その嗚咽は、子どもの頃の、あの何気ない笑い声のすべてを呪うような響きを帯びていた。
(俺たちは……ただのイタズラのつもりだったんだ。軽い気持ちで、イタズラ半分で矢を放っただけだったんだ……でも……その矢が……カルティエの一生を縛った……あいつを苦しめ続ける刃になったんだ……!)
アリエルは、思いもしなかったのだろう。
子供の戯れ、無邪気な笑い――それが誰かの未来を奪い去ることがある。
小さな石を投げるような軽い気持ちで放った行為が、誰かにとっては致命傷になる。
それは人の世でも幾度も繰り返されてきた現実であり、愛する人をも容赦なく傷つけてしまう残酷な真理だった。
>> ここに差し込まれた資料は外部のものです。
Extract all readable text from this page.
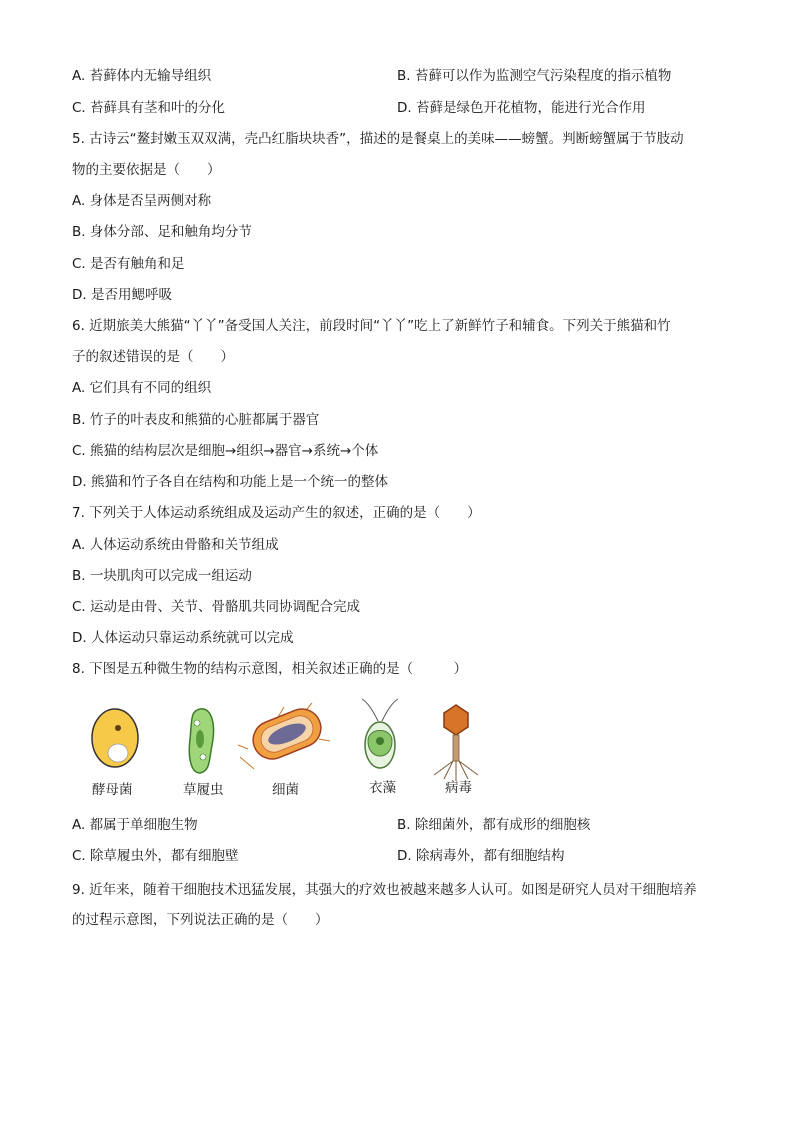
A. 苔藓体内无输导组织	B. 苔藓可以作为监测空气污染程度的指示植物
C. 苔藓具有茎和叶的分化	D. 苔藓是绿色开花植物，能进行光合作用
5. 古诗云“鳌封嫩玉双双满，壳凸红脂块块香”，描述的是餐桌上的美味——螃蟹。判断螃蟹属于节肢动
物的主要依据是（　　）
A. 身体是否呈两侧对称
B. 身体分部、足和触角均分节
C. 是否有触角和足
D. 是否用鳃呼吸
6. 近期旅美大熊猫“丫丫”备受国人关注，前段时间“丫丫”吃上了新鲜竹子和辅食。下列关于熊猫和竹
子的叙述错误的是（　　）
A. 它们具有不同的组织
B. 竹子的叶表皮和熊猫的心脏都属于器官
C. 熊猫的结构层次是细胞→组织→器官→系统→个体
D. 熊猫和竹子各自在结构和功能上是一个统一的整体
7. 下列关于人体运动系统组成及运动产生的叙述，正确的是（　　）
A. 人体运动系统由骨骼和关节组成
B. 一块肌肉可以完成一组运动
C. 运动是由骨、关节、骨骼肌共同协调配合完成
D. 人体运动只靠运动系统就可以完成
8. 下图是五种微生物的结构示意图，相关叙述正确的是（　　　）
酵母菌	草履虫	细菌	衣藻	病毒
A. 都属于单细胞生物	B. 除细菌外，都有成形的细胞核
C. 除草履虫外，都有细胞壁	D. 除病毒外，都有细胞结构
9. 近年来，随着干细胞技术迅猛发展，其强大的疗效也被越来越多人认可。如图是研究人员对干细胞培养
的过程示意图，下列说法正确的是（　　）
アリエルは床に崩れたまま、両手で顔を覆い、嗚咽を抑えられなかった。
「ごめん……ごめん……カルティエ……俺が……俺が……」
その懺悔を前にしても、ディランは言葉を返せなかった。
胸の奥では怒りと哀しみが渦を巻き、立っていることさえ苦痛だった。
(……神よ。私は――愛を履き違えていたのかもしれません。本当の“愛”とは、これほどまでに苦しいものなのですか。愛する者を傷つけることが、これほどまでに耐え難い後悔を生むのですか……?)
問いかけは誰にも届かず、夜の闇に沈んでいく。
静寂が二人を覆い尽くし、ただ涙の音だけが響いた。
(それよりも……私の愛する者の受けた屈辱と痛みは、私には計り知れない)
アリエルは嗚咽の中で、ひとつの疑問のような――いや、確信にも似た思いに囚われた。
(美しいことが罪だと言うのなら……愛する者を傷つけた私は、いったいどれほどの罪を背負っているのだろう。その罪は、決して償いきれるものではない……)
胸の奥に沈殿する後悔は、涙では流しきれなかった。
それは“呪い”よりも深く、“罰”よりも重い。
その涙は、呪いの告白であると同時に、この世に生きるもの全てが決して逃れられぬ罪の象徴でもあった。
無邪気な悪戯が刃となり、愛が呪縛となり、後悔が生涯を蝕む。
――それが「愛」と「罪」とが交わる、あまりに弱く抗えぬ真実だった。